В результате получается, что конкретные эффекты этого элемента языка связаны с существованием этого ансамбля, до любой возможной связи с любым конкретным опытом субъекта. И рассматривать эту последнюю связь независимо от любых ссылок на первую - значит просто отрицать в этом элементе функцию, присущую языку.

Это напоминание о первых принципах, возможно, спасло бы нашего автора в его беспримерной наивности от обнаружения текстуального соответствия грамматических категорий его детства отношениям реальности.

Этот памятник наивности, в любом случае достаточно распространенный в подобных вопросах, не стоил бы такого внимания, если бы не был достижением психоаналитика, точнее, того, кто, по воле случая, представляет все, что порождено определенной тенденцией в психоанализе - во имя теории эго или техники анализа защит, - все, то есть наиболее противоречащее фрейдистскому опыту. Таким образом, связность обоснованной концепции языка вместе с поддержанием этой концепции раскрывается a contrario. Ведь открытие Фрейда заключалось в том, что в природе человека есть поле последствий его отношений с символическим порядком и прослеживания их значения вплоть до самых радикальных агентств символизации в бытии. Игнорировать этот символический порядок - значит обречь открытие на забвение, а опыт - на гибель.

И я утверждаю - утверждение, которое не может быть оторвано от серьезного намерения моих настоящих замечаний, - что мне кажется более предпочтительным, чтобы енот, о котором я упоминал, сидел в кресле, где, по словам нашего автора, робость Фрейда ограничила аналитика, усадив его за кушетку, чем "ученый", рассуждающий о языке и речи так, как он.

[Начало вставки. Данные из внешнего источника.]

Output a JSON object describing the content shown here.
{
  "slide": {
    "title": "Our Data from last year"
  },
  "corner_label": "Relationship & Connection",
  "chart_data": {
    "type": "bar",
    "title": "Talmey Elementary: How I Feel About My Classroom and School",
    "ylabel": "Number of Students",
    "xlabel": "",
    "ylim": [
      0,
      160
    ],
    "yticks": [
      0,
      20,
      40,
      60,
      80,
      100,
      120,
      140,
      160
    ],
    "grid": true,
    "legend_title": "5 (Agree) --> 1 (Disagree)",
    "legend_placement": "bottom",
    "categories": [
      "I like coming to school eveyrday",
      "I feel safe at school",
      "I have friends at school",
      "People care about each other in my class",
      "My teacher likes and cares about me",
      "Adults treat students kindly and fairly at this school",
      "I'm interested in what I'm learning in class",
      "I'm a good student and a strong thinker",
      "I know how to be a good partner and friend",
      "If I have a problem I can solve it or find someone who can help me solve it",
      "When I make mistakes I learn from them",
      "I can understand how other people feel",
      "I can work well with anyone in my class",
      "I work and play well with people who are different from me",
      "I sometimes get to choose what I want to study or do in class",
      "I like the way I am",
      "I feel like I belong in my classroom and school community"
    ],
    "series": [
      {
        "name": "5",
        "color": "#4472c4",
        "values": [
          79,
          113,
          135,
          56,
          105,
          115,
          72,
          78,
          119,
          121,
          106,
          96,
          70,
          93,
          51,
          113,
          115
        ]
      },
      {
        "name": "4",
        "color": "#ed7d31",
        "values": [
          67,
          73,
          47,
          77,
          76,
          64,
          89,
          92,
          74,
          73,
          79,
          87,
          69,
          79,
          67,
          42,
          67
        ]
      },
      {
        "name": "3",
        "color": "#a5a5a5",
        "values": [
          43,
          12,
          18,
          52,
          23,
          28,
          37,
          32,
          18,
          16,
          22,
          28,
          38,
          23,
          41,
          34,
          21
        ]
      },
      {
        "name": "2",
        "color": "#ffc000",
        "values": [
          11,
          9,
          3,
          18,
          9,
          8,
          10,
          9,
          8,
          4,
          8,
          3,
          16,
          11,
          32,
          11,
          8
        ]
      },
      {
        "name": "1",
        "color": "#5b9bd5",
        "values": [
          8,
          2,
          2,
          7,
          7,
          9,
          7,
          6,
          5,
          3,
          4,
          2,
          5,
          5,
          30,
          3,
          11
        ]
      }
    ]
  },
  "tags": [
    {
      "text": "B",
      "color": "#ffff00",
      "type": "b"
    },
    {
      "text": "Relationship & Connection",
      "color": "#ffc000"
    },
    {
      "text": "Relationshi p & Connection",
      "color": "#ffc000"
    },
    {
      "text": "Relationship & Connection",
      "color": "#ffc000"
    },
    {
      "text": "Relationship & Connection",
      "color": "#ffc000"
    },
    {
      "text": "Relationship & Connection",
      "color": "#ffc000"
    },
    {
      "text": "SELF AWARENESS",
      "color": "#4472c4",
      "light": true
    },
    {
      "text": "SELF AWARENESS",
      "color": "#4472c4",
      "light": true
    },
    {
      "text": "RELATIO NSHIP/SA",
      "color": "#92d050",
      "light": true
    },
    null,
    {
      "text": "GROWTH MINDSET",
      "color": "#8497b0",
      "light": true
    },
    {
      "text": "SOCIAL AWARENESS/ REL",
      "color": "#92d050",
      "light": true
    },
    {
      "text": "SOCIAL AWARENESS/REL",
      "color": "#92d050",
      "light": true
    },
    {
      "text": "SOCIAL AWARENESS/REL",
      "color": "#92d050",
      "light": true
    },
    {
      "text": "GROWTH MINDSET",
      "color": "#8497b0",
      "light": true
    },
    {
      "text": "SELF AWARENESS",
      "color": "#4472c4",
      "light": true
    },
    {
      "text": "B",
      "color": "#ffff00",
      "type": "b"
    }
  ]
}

Ведь енот, по крайней мере, благодаря Жаку Преверу ("une pierre, deux maisons, trois ruines, quatre fossoyeurs, un jardin, desfleurs, un ratonlaveur") ,раз и навсегда вошел в поэтический бестиарий и участвует в качестве такового, по своей сути, в высокой функции символа. Но то похожее на нас существо, которое исповедует, как и он, систематическоепознание этой функции, изгоняет себя из всего, что может быть вызвано к существованию с ее помощью. Таким образом, вопрос о месте, которое следует отвести нашему другу в классификации природы, показался бы мне просто неуместным гуманизмом, если бы его дискурс, скрещенный с техникой речи, хранителями которой мы являемся, не был на самом деле слишком плодотворным, даже порождая внутри себя бесплодные чудовища. Поэтому, поскольку он также гордится тем, что выдерживает упреки в антропоморфизме, я бы использовал именно этот последний термин, говоря, что он делает свое собственное существо мерой всех вещей.

Вернемся к нашему символическому объекту, который сам по себе чрезвычайно последователен в своей материи, даже если он потерял вес своего использования, но чей невесомый смысл будет производить смещения определенного веса. Так можно ли здесь найти закон и язык? Возможно, пока нет.

Ведь даже если бы среди морских ласточек появился какой-нибудь каид колонии, который, заглатывая символическую рыбу перед зияющими клювами остальных, положил бы начало эксплуатации ласточки ласточкой - фантазия, которую я когда-то с удовольствием развивал, - этого было бы недостаточно, чтобы воспроизвести среди них ту сказочную историю, образ нашей собственной, крылатая эпопея которой держала нас в плену на Пингвиньем острове Анатоля Франса; И для создания "гирундинизированной" вселенной нужно было бы еще что-то.